In other words, often our samples are dual purpose, e.g., wells that are drilled for exploration and appraisal information are subsequently utilized for production.

Spatial Sampling (representative)#

Data Preparation: if we are sampling for representativity, i.e., the sample set and resulting sample statistics are representative of the population, by sampling theory we have 2 options:

Random sampling - each potential sample from the population is equally likely to be sampled as samples are collected. This includes,

selecting a specific location has no impact on the selection of subsequent locations.
assumption that the population size that is much larger than the sample size; therefore, significant correlation between samples is not imposed due to without replacement sampling (the constraint that you can only sample a location once). Note, generally this is not an issue for the subsurface due to the sparsely sampled massive populations

Regular sampling - sampling at equal space or time intervals. While random sampling is preferred, regular sampling is robust as long as,

the regular sampling intervals do not align with natural periodicity in the data, for example, the crests are systematically samples resulting in biased high sample statistics

Spectral Clustering#

Spectral Clustering: a partitional clustering method that utilizes the spectrum, eigenvalues and eigenvectors, of a matrix that represents the pairwise relationships between the data.

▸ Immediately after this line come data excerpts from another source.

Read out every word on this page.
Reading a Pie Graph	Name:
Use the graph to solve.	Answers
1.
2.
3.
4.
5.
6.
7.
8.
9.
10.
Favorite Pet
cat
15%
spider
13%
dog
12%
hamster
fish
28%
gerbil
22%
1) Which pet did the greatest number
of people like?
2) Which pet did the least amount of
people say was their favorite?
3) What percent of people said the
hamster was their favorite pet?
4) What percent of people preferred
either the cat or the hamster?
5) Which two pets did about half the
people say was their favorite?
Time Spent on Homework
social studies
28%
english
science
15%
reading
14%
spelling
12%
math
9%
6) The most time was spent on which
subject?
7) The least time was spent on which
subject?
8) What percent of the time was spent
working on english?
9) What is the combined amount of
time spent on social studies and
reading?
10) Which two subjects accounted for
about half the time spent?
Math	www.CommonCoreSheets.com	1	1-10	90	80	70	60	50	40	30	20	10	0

dimensionality reduction from data samples pairwise relationships characterized by the graph Laplacian matrix
eigenvalues, eigenvectors are equivalent to principal component analysis dimensionality reduction by linear, orthogonal feature projection and rotation to best describe the variance

Advantages of spectral clustering,

the ability to encode pairwise relationships, integrate expert knowledge.
eigenvalues provide useful information on the number of clusters, based on the degree of ‘cutting’ required to make k clusters
lower dimensional representation for the sample data pairwise relationships
the resulting eigenvalues and eigenvectors can be interpreted, eigenvalues describe the amount of connection for each number of groups and eigenvectors are grouped to form the clusters

Standardization#

Feature Transformations: a distribution rescaling that can be thought of as shifting, and stretching or squeezing of a univariate distribution (e.g., histogram) to a mean of 0.0 and a variance of 1.0.

\[ y_i = \frac{1}{\sigma_x}(x_i - \overline{x}), \quad \forall \quad i, \ldots, n \]

where $\overline{x}$ and $\sigma_x$ are the original mean and variance.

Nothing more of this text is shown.